People also find their behavior easier to justify as parts of groups, experts say. Slobodan Milosevic, the deposed Yugoslavian leader on trial for war crimes, last week argued accusations against him were "lies" and that some perceived transgressions may have been simply "an expression of the will of the [Serbian] people."
Likewise, Nazi concentration camp commanders notoriously defended their actions as simply following orders. Lynch mobs in the reconstruction-era South committed atrocities against blacks they might not have been capable of as individuals.
Businesspeople might be willing to break with their personal ethical code on behalf of their companies. Sometimes people can act unethically by seeing only a pair of mutual favors, with both sides benefiting, and forgetting about a third party who might get hurt in the process.
So is dishonesty unethical? Not always, some argue.
"There may be some situations where it is ethical to be dishonest," says Len Saxe, a social psychologist and research professor at Brandeis University's Heller Graduate School for Social Policy and Management. "The line between dishonesty and honesty is nowhere as clear as we think it is."

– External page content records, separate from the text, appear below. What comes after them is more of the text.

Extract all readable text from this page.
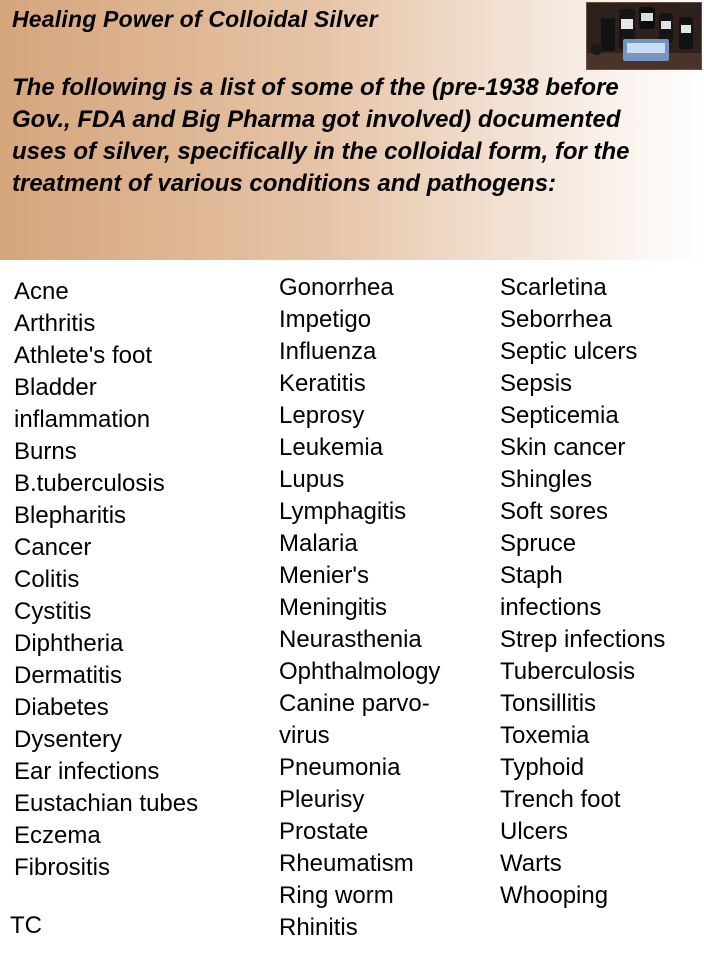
Healing Power of Colloidal Silver
The following is a list of some of the (pre-1938 before Gov., FDA and Big Pharma got involved) documented uses of silver, specifically in the colloidal form, for the treatment of various conditions and pathogens:
Acne
Arthritis
Athlete's foot
Bladder
inflammation
Burns
B.tuberculosis
Blepharitis
Cancer
Colitis
Cystitis
Diphtheria
Dermatitis
Diabetes
Dysentery
Ear infections
Eustachian tubes
Eczema
Fibrositis
Gonorrhea
Impetigo
Influenza
Keratitis
Leprosy
Leukemia
Lupus
Lymphagitis
Malaria
Menier's
Meningitis
Neurasthenia
Ophthalmology
Canine parvo-
virus
Pneumonia
Pleurisy
Prostate
Rheumatism
Ring worm
Rhinitis
Scarletina
Seborrhea
Septic ulcers
Sepsis
Septicemia
Skin cancer
Shingles
Soft sores
Spruce
Staph
infections
Strep infections
Tuberculosis
Tonsillitis
Toxemia
Typhoid
Trench foot
Ulcers
Warts
Whooping
TC
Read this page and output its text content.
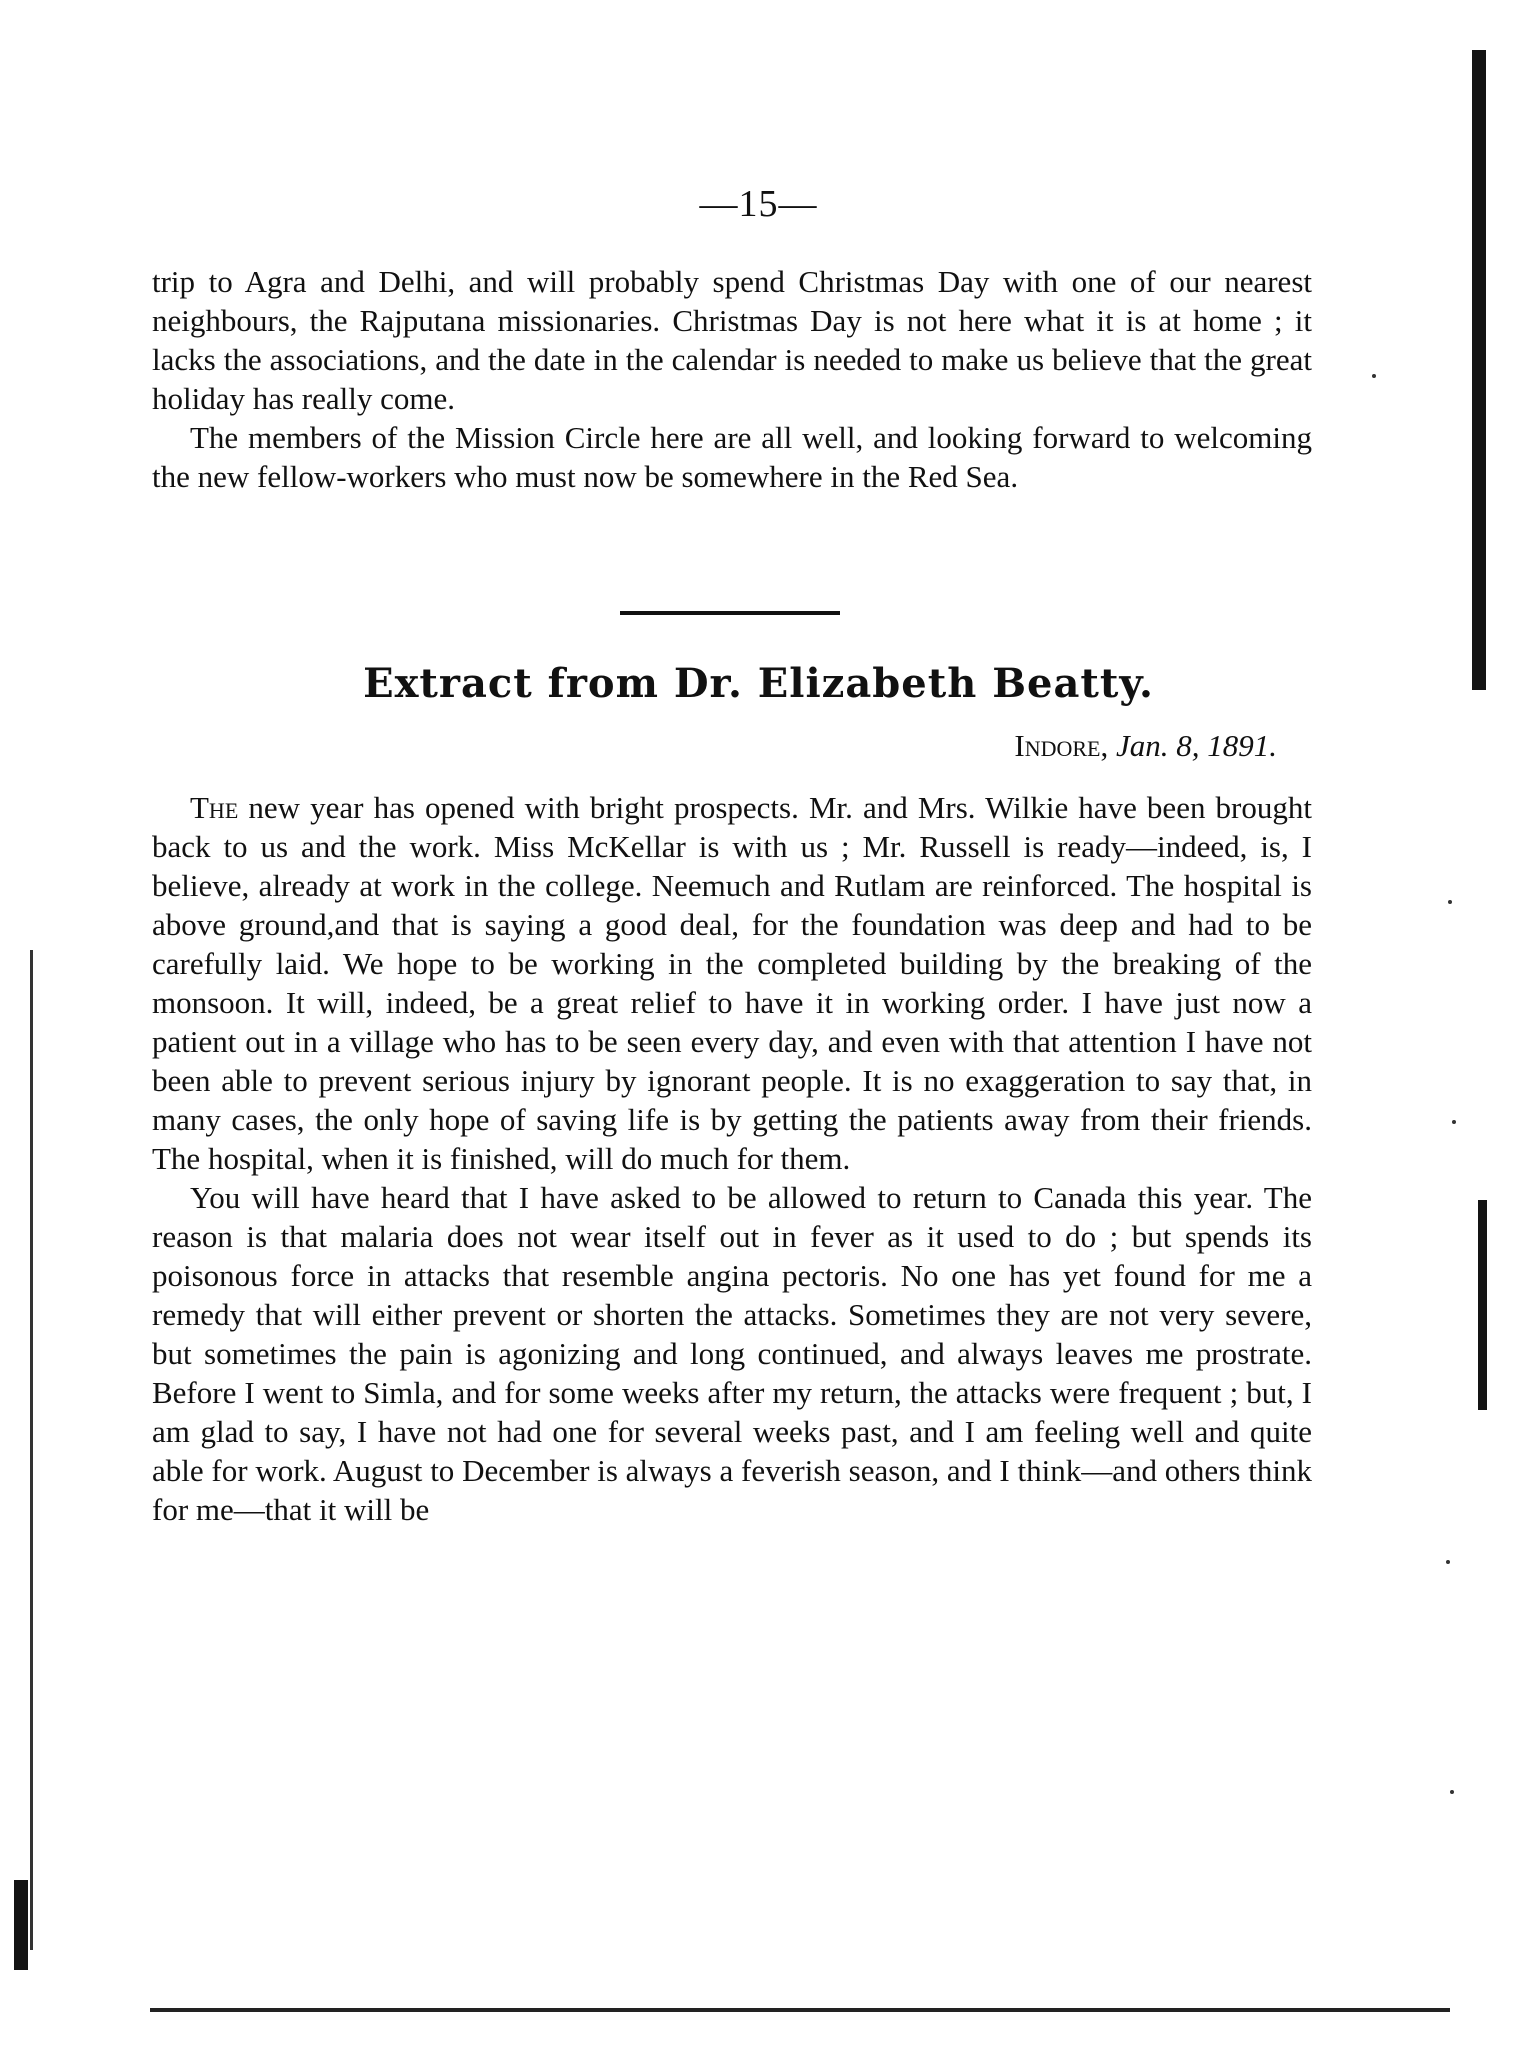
—15—

trip to Agra and Delhi, and will probably spend Christmas Day with one of our nearest neighbours, the Rajputana missionaries. Christmas Day is not here what it is at home ; it lacks the associations, and the date in the calendar is needed to make us believe that the great holiday has really come.

The members of the Mission Circle here are all well, and looking forward to welcoming the new fellow-workers who must now be somewhere in the Red Sea.

Extract from Dr. Elizabeth Beatty.
Indore, Jan. 8, 1891.

The new year has opened with bright prospects. Mr. and Mrs. Wilkie have been brought back to us and the work. Miss McKellar is with us ; Mr. Russell is ready—indeed, is, I believe, already at work in the college. Neemuch and Rutlam are reinforced. The hospital is above ground,and that is saying a good deal, for the foundation was deep and had to be carefully laid. We hope to be working in the completed building by the breaking of the monsoon. It will, indeed, be a great relief to have it in working order. I have just now a patient out in a village who has to be seen every day, and even with that attention I have not been able to prevent serious injury by ignorant people. It is no exaggeration to say that, in many cases, the only hope of saving life is by getting the patients away from their friends. The hospital, when it is finished, will do much for them.

You will have heard that I have asked to be allowed to return to Canada this year. The reason is that malaria does not wear itself out in fever as it used to do ; but spends its poisonous force in attacks that resemble angina pectoris. No one has yet found for me a remedy that will either prevent or shorten the attacks. Sometimes they are not very severe, but sometimes the pain is agonizing and long continued, and always leaves me prostrate. Before I went to Simla, and for some weeks after my return, the attacks were frequent ; but, I am glad to say, I have not had one for several weeks past, and I am feeling well and quite able for work. August to December is always a feverish season, and I think—and others think for me—that it will be
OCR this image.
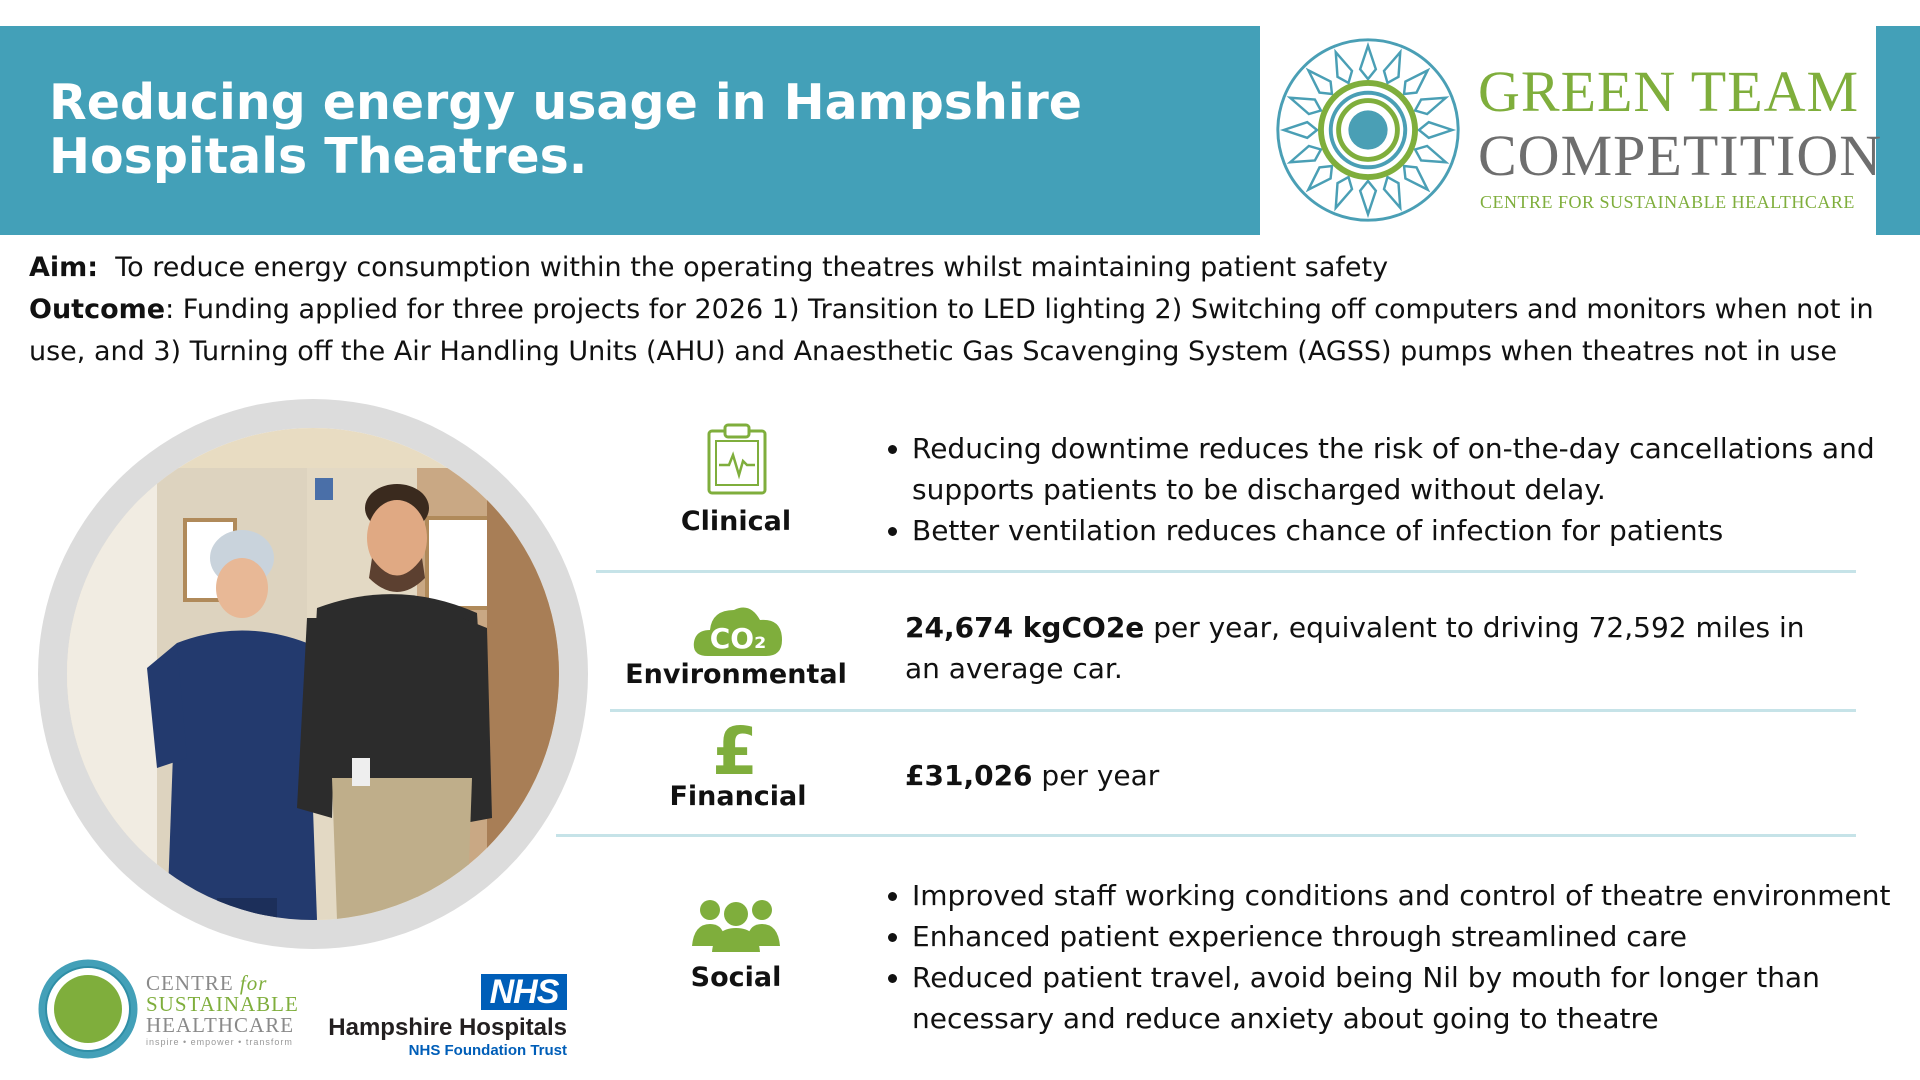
Reducing energy usage in Hampshire
Hospitals Theatres.
GREEN TEAM
COMPETITION
CENTRE FOR SUSTAINABLE HEALTHCARE
Aim: To reduce energy consumption within the operating theatres whilst maintaining patient safety
Outcome: Funding applied for three projects for 2026 1) Transition to LED lighting 2) Switching off computers and monitors when not in use, and 3) Turning off the Air Handling Units (AHU) and Anaesthetic Gas Scavenging System (AGSS) pumps when theatres not in use
Clinical
• Reducing downtime reduces the risk of on-the-day cancellations and supports patients to be discharged without delay.
• Better ventilation reduces chance of infection for patients
CO₂
Environmental
24,674 kgCO2e per year, equivalent to driving 72,592 miles in an average car.
£
Financial
£31,026 per year
Social
• Improved staff working conditions and control of theatre environment
• Enhanced patient experience through streamlined care
• Reduced patient travel, avoid being Nil by mouth for longer than necessary and reduce anxiety about going to theatre
CENTRE for
SUSTAINABLE
HEALTHCARE
inspire • empower • transform
NHS
Hampshire Hospitals
NHS Foundation Trust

Most people would argue it would be ethical for a Jew to have lied about his religious identity to the Nazis to save his life, Saxe said. He added a day-to-day example: "It doesn't have to be Valentine's Day for a husband to tell his wife that he likes the way she looks or likes her cooking, even if he doesn't."
So how do you know when you are acting for the greater good, and when you are simply prone to making excuses to reconcile your self-image after serious ethical lapses?
Wildes says trusted friends and family might be sought out to offer an outside view and constructive criticism on behavior.
Debra Satz, an associate professor of philosophy at Stanford University who studies personal ethics, said people also might gain ethical perspective from groups beyond their normal social circle.
"In the teaching of ethics … we get students involved in communities where they have to listen to different perspectives and negotiate from different points of view," Satz says.
Cunningham says it might help to think about the frequency of one's excuses. On honesty tests he has studied, the most dishonest people tended to be evident, he said: "The more 'yes, buts,' they would offer, the more likely they would be prone to doing the wrong thing."
Ask yourself whether honesty is a trait you value above others or whether you'd be willing to sacrifice it to get ahead, and how much you see honesty as a virtue in others, Cunningham adds. In the example of getting too much change, he said, people who value honesty more highly "probably do recall instances where they were given too much money back and did something about it, whereas the dishonest people will see giving the money back as being a chump."